Um grupo de manifestantes ateou fogo em pneus e bloqueou a Avenida Salim Farah Maluf, na Vila Ema, zona leste de São Paulo, na tarde desta quarta-feira, 25, em protesto contra um processo de reintegração de posse em andamento no local.
Segundo a Secretaria de Segurança Pública do Estado de São Paulo (SSP-SP), a Polícia Militar foi acionada por volta das 16h para atender à ocorrência e, até as 17h40, ainda atuava na região, com apoio do Corpo de Bombeiros.
Cerca de 20 pessoas participaram do protesto que, de acordo com a PM, já foi dispersado. Pelas imagens, o fogo colocado em pneus gerou uma densa coluna de fumaça. Não há informações sobre confrontos com policiais nem sobre detidos em razão da manifestação.
Ainda conforme a Polícia Militar, o bloqueio atingiu a Avenida Salim Farah Maluf no cruzamento com a Avenida Vila Ema. O trânsito chegou a ficar parado na Avenida Professor Luiz Ignácio de Anhaia Mello.
A Companhia de Engenharia de Tráfego (CET) confirmou a "ocupação total" da via no sentido Marginal por volta das 16h50, mas informou, em nota, que às 17h10 a pista já estava liberada. "Manifestantes estão pela calçada", diz o comunicado.
Em nota, a Polícia Militar afirmou que os manifestantes seriam "moradores de um imóvel localizado em frente ao ponto do protesto" e que "há um processo de reintegração de posse em andamento" no endereço.

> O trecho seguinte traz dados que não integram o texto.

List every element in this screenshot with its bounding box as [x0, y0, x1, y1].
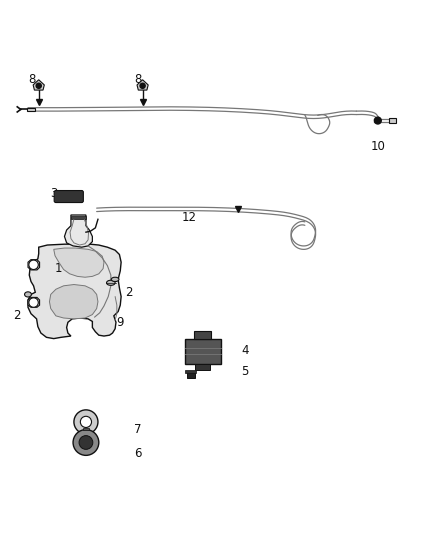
FancyBboxPatch shape — [185, 370, 196, 373]
Ellipse shape — [106, 280, 115, 285]
FancyBboxPatch shape — [54, 190, 83, 203]
Ellipse shape — [111, 277, 119, 281]
FancyBboxPatch shape — [389, 118, 396, 123]
Text: 10: 10 — [371, 140, 385, 153]
Circle shape — [140, 83, 145, 88]
FancyBboxPatch shape — [27, 108, 35, 111]
Circle shape — [29, 298, 38, 308]
Text: 12: 12 — [181, 211, 197, 224]
Text: 2: 2 — [14, 309, 21, 322]
FancyBboxPatch shape — [194, 331, 211, 338]
Polygon shape — [28, 297, 39, 308]
Text: 2: 2 — [125, 286, 133, 299]
Circle shape — [29, 260, 38, 270]
Circle shape — [36, 83, 41, 88]
Polygon shape — [64, 215, 92, 247]
Text: 8: 8 — [134, 73, 141, 86]
Text: 9: 9 — [117, 316, 124, 329]
FancyBboxPatch shape — [71, 216, 85, 219]
FancyBboxPatch shape — [195, 365, 210, 370]
Polygon shape — [28, 260, 39, 270]
Polygon shape — [54, 248, 104, 277]
Polygon shape — [33, 80, 44, 90]
Text: 6: 6 — [134, 447, 141, 460]
FancyBboxPatch shape — [185, 338, 221, 365]
Circle shape — [374, 117, 381, 124]
FancyBboxPatch shape — [187, 372, 194, 378]
Polygon shape — [137, 80, 148, 90]
Polygon shape — [28, 244, 121, 338]
Text: 7: 7 — [134, 423, 141, 436]
Ellipse shape — [25, 292, 32, 297]
Circle shape — [79, 435, 93, 449]
Circle shape — [73, 430, 99, 455]
Circle shape — [74, 410, 98, 434]
Text: 8: 8 — [28, 73, 36, 86]
Text: 1: 1 — [54, 262, 62, 275]
Text: 5: 5 — [241, 365, 248, 378]
Text: 4: 4 — [241, 344, 248, 357]
Circle shape — [80, 416, 92, 427]
Polygon shape — [49, 285, 98, 319]
Text: 3: 3 — [50, 187, 57, 200]
FancyBboxPatch shape — [83, 428, 89, 431]
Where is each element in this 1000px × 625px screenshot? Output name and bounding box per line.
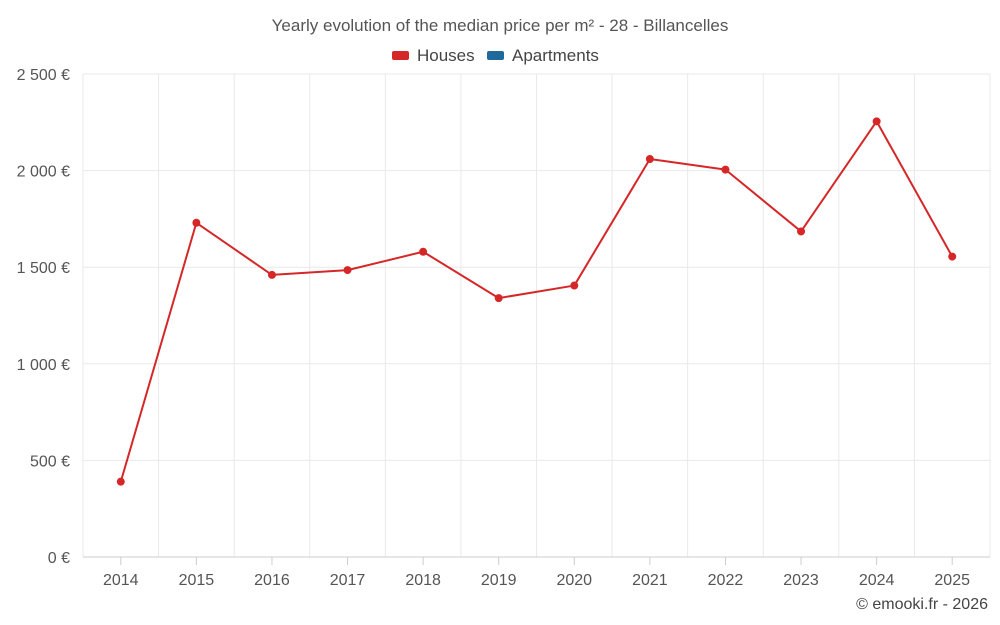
legend-swatch-houses [392, 51, 409, 60]
legend: Houses Apartments [392, 46, 599, 65]
y-tick-label: 500 € [30, 453, 70, 470]
y-tick-label: 1 500 € [17, 260, 70, 277]
x-tick-label: 2022 [708, 572, 744, 589]
data-point[interactable] [645, 155, 654, 164]
data-point[interactable] [267, 270, 276, 279]
series-line-houses [119, 120, 954, 482]
x-tick-label: 2018 [405, 572, 441, 589]
legend-label-houses: Houses [417, 46, 475, 65]
data-point[interactable] [872, 117, 881, 126]
grid [82, 73, 991, 557]
series-layer [116, 117, 957, 486]
x-axis: 2014 2015 2016 2017 2018 2019 2020 2021 2022 2023… [83, 556, 990, 589]
y-tick-label: 0 € [48, 550, 70, 567]
x-tick-label: 2021 [632, 572, 668, 589]
y-tick-label: 2 000 € [17, 164, 70, 181]
x-tick-label: 2016 [254, 572, 290, 589]
x-tick-label: 2025 [934, 572, 970, 589]
legend-item-apartments[interactable]: Apartments [487, 46, 599, 65]
data-point[interactable] [494, 294, 503, 303]
x-tick-label: 2015 [179, 572, 215, 589]
x-tick-label: 2017 [330, 572, 366, 589]
y-tick-label: 2 500 € [17, 67, 70, 84]
chart-title: Yearly evolution of the median price per… [272, 16, 729, 35]
data-point[interactable] [797, 227, 806, 236]
data-point[interactable] [570, 281, 579, 290]
data-point[interactable] [343, 266, 352, 275]
x-tick-label: 2014 [103, 572, 139, 589]
data-point[interactable] [192, 218, 201, 227]
x-tick-label: 2019 [481, 572, 517, 589]
legend-swatch-apartments [487, 51, 504, 60]
legend-item-houses[interactable]: Houses [392, 46, 475, 65]
x-tick-label: 2023 [783, 572, 819, 589]
data-point[interactable] [116, 477, 125, 486]
x-tick-label: 2020 [556, 572, 592, 589]
data-point[interactable] [721, 165, 730, 174]
data-point[interactable] [419, 247, 428, 256]
x-tick-label: 2024 [859, 572, 895, 589]
data-point[interactable] [948, 252, 957, 261]
credit-text: © emooki.fr - 2026 [856, 596, 988, 613]
y-axis: 0 € 500 € 1 000 € 1 500 € 2 000 € 2 500 € [17, 67, 70, 567]
legend-label-apartments: Apartments [512, 46, 599, 65]
y-tick-label: 1 000 € [17, 357, 70, 374]
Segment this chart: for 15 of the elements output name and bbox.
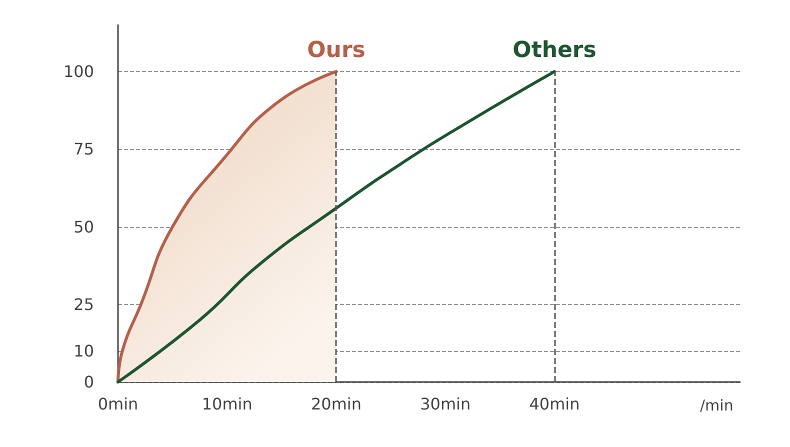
y-tick-label: 0 [84, 372, 94, 392]
x-tick-label: 20min [310, 394, 362, 414]
y-tick-label: 25 [74, 294, 94, 314]
x-tick-label: 10min [202, 394, 252, 414]
x-axis-title: /min [700, 396, 734, 414]
y-tick-label: 100 [63, 62, 94, 82]
x-tick-label: 0min [98, 394, 138, 414]
y-tick-label: 50 [74, 217, 94, 236]
y-tick-label: 75 [74, 140, 94, 159]
x-tick-label: 30min [420, 394, 471, 414]
x-tick-label: 40min [529, 394, 580, 414]
series-label: Ours [307, 38, 366, 64]
series-label: Others [512, 38, 596, 64]
y-tick-label: 10 [74, 341, 94, 360]
line-series [116, 70, 556, 384]
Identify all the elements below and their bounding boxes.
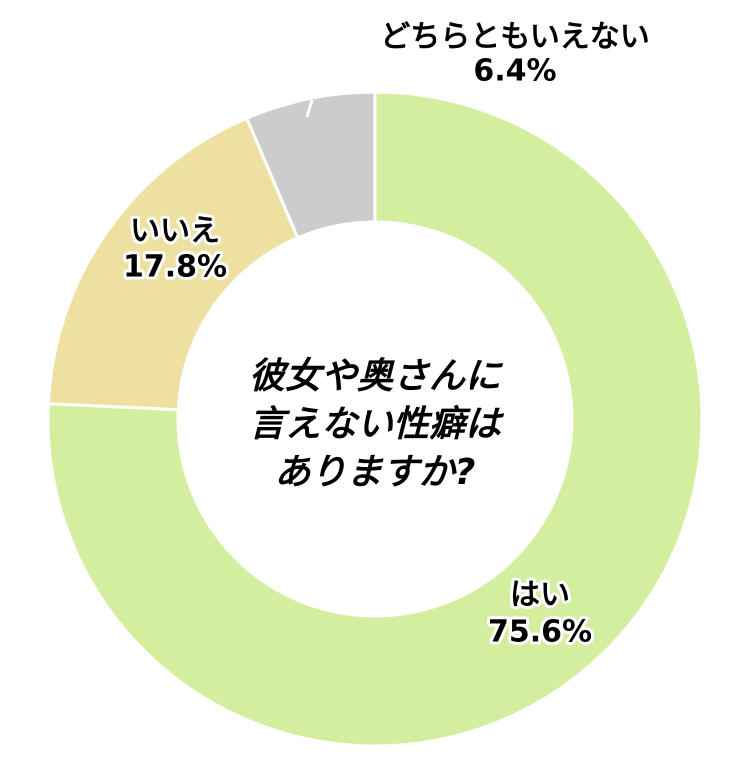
category-label: いいえ: [130, 214, 220, 249]
slice: [244, 90, 377, 240]
chart-title: 彼女や奥さんに: [249, 356, 504, 397]
slice: [46, 90, 704, 748]
category-label: どちらともいえない: [380, 20, 649, 55]
chart-title: 言えない性癖は: [249, 404, 505, 445]
value-label: 6.4%: [473, 54, 556, 89]
slice: [46, 116, 300, 412]
value-label: 75.6%: [488, 615, 592, 650]
chart-title: ありますか?: [275, 452, 476, 493]
leader-line: [305, 99, 314, 118]
slices: [46, 90, 704, 748]
category-label: はい: [510, 578, 570, 613]
value-label: 17.8%: [123, 250, 227, 285]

"Parte dos cerca de 20 participantes que iniciaram a manifestação já deixou o local. A Polícia Militar mantém diálogo com os presentes, visando ao restabelecimento da ordem pública", informou a corporação.
Histórico
Segundo a administração municipal, o imóvel é de propriedade particular e fica na altura do número 516 da Avenida Vila Ema. A edificação já era alvo de uma ação judicial proposta pelo município desde 2017.
Na época, a Justiça determinou a desocupação, que foi cumprida em janeiro de 2020. O prédio, no entanto, voltou a ser ocupado.
Algumas famílias chegaram a deixar o imóvel mediante o recebimento de auxílio-moradia, mas parte dos ocupantes permaneceram no local.
Em setembro de 2025, foi formalizado um novo acordo para desocupação voluntária. A prefeitura diz que propôs um acordo ao ofertar atendimento habitacional, mas os ocupantes não teriam aceitado.
O local chegou a ser atingido por um incêndio em janeiro deste ano, e que a Secretaria Municipal de Habitação (Sehab) fez o cadastro das famílias que viviam na ocupação.
"Ao todo, 140 famílias foram incluídas no cadastro habitacional da Cohab e receberam auxílio emergencial de R$ 1 mil, conforme previsto para situações de vulnerabilidade", disse a Prefeitura.